June 30 marked the tenth anniversary of the passing of former prime minister Yitzhak Shamir – who as a long-term former Mossad agent, was deeply conscious of security, but as prime minister, walked almost freely in the street. Shamir used to take a brisk, daily constitutional walk around the area surrounding the Prime Minister’s Residence on the Rehavia-Talbiyeh seam. He was accompanied by a bodyguard on foot, and another trailing him in a car.
How different the situation is today, and how much more so when the prime minister’s official residence was occupied by Benjamin Netanyahu. He was never seen on the street, but instead entered his bulletproof car inside the prime ministerial compound. Depending on the direction in which he was going, traffic was stopped for up to 20 minutes on Azza Road and along Keren Hayesod. The same happened when he was coming home – and he was always escorted by six or seven security vehicles.

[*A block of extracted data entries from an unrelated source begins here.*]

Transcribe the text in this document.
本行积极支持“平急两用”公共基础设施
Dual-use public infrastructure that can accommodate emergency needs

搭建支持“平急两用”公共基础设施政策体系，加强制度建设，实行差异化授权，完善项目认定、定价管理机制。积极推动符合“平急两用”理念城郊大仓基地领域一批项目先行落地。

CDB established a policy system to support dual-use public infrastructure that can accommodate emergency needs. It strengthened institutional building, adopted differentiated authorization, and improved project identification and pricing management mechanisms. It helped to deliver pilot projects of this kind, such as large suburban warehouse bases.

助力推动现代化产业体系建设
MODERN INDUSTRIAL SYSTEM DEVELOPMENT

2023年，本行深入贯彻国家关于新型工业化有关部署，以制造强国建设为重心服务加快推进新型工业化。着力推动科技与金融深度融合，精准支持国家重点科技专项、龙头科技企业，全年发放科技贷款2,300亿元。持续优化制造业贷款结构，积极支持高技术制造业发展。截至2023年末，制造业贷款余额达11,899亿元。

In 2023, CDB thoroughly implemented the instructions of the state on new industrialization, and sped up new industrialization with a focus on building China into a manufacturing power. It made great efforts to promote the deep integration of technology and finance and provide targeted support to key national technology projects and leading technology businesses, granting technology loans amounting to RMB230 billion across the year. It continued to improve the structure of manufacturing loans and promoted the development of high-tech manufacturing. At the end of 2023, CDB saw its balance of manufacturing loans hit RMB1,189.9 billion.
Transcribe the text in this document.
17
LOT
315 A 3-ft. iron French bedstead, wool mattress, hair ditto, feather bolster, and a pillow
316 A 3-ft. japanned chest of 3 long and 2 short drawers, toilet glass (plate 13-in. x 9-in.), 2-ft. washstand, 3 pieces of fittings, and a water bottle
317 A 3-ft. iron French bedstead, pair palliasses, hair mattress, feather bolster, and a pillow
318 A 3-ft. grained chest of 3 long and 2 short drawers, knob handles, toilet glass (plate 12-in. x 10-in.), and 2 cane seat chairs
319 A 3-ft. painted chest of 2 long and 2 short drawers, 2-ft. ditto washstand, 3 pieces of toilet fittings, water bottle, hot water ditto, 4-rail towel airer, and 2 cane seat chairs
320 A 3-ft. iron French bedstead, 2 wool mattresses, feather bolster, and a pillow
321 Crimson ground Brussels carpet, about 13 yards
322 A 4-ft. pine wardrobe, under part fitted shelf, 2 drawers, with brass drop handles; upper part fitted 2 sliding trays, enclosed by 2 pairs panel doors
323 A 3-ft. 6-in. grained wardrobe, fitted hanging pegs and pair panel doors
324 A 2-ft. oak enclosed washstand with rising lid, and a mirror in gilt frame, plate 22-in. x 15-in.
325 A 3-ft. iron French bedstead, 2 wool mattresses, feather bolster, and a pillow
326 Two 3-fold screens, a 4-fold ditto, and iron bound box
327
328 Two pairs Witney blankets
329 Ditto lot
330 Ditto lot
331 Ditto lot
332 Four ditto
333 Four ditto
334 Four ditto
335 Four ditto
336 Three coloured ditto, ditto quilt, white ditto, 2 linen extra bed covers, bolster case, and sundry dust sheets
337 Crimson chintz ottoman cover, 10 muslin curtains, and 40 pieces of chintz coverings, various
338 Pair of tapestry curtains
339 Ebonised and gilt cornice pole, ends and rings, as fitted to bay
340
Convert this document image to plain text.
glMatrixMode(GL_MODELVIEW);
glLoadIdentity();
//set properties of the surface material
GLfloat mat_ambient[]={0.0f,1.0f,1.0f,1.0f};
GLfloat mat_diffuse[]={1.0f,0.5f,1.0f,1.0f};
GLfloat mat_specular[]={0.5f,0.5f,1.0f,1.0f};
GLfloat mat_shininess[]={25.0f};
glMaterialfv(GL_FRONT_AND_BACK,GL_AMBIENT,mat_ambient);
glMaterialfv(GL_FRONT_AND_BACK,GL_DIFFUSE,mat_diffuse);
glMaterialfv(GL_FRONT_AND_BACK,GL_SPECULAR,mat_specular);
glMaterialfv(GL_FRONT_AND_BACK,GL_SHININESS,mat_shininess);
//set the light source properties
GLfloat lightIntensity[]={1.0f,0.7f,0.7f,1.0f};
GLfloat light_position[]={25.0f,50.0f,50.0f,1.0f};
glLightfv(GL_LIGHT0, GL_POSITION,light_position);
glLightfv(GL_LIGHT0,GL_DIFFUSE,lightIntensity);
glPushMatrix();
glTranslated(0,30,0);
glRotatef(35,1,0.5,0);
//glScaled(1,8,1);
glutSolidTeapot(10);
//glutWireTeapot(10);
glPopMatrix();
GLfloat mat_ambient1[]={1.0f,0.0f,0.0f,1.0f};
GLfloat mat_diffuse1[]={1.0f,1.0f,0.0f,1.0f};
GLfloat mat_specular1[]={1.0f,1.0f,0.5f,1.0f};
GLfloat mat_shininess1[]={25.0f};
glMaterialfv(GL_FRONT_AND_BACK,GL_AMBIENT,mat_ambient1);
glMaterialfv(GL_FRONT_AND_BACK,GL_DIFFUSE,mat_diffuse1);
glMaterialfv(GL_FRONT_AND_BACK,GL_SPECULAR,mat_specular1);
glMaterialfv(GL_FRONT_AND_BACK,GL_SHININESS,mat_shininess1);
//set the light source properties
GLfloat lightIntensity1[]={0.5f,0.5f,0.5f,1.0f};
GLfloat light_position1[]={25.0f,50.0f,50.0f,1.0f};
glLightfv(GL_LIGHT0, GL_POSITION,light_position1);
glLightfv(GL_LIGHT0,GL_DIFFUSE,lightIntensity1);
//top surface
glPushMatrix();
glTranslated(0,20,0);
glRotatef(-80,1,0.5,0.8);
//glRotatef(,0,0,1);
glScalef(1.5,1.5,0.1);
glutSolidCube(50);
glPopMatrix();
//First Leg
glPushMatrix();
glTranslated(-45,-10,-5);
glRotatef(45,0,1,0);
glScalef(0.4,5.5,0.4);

■ JERUSALEM POST senior contributing editor Herb Keinon will be the guest speaker on Sunday, July 31 at the Rosh Hodesh Menachem Av function of the Jerusalem Anglo Women’s Rosh Hodesh Lunch Club, at Beit Knesset Shimon Hatzaddik, 4 Ben Baba, San Simon. His topic? “As Israel hurtles to yet another election, is this the country we prayed for?”
Women interested in attending should email [email protected] by Tuesday, July 26. The fee of NIS 50, payable in cash, includes a light kosher catered lunch.
Keinon has written extensively on diplomacy, politics and Israeli society. He has been at the Post for 37 years, some 20 of them as the paper’s diplomatic correspondent.
During this period he had personal access to leading political figures from all parties, covering major events that shaped the nation for more than three decades. He has traveled extensively with Israel’s prime ministers on their trips around the world and has interviewed dozens of Israeli and world politicians, statesmen and decision-makers.
■ JERUSALEM’S LOSS was Tel Aviv’s gain. Internationally celebrated master shoe designer Stuart Weitzman was in Jerusalem as a guest of the Bezalel Academy for Art and Design, and was scheduled to deliver a lecture at the Bezalel campus last Friday morning.
But President Biden was still in the area, which meant that traffic barred from what was considered the security zone would be chaotic elsewhere in the city, and it would be difficult for people to get to the talk in time, if at all. The solution was to take the lecturer to the Kaufman auditorium in the main building of the Tel Aviv Museum.
Weitzman, 81, went into the footwear business when he was very young. In the late 1950s, his older brother Warren joined their father Seymour in opening a shoe manufacturing factory in Haverhill Massachusetts, which operated under the brand name of Seymour’s Shoes. In the early 1960s Stuart, who had a keen eye for aesthetics, began to design shoes for the family firm.
Whether flat-heeled court shoes, spike heeled, ankle-strap sandals, wedges, or comfortable but elegant low heels, Weitzman’s designs were always feminine and flattering to the foot.
He subsequently founded his own company, which went from one success to another with loyal customers in many parts of the world.
It’s no wonder that he was famous for providing one-of-a-kind “million-dollar” footwear for film stars who had been nominated for an Oscar at the Academy Awards.
Several film stars and celebrity singers wore his shoe designs all year long. They were simply in love with his creativity.
In January 2015, he signed a deal with Tapestry Inc., which acquired his company for approximately $570 million.
Unlike Stuart, who entered the family business, the two daughters that he and his wife Jane Gershon raised did not follow in their father’s footsteps, though they were happy to wear shoes that bore his brand.
Rachael Sage is a singer and songwriter who has released 14 solo studio albums; their other daughter Elizabeth is a film critic and author of books for children.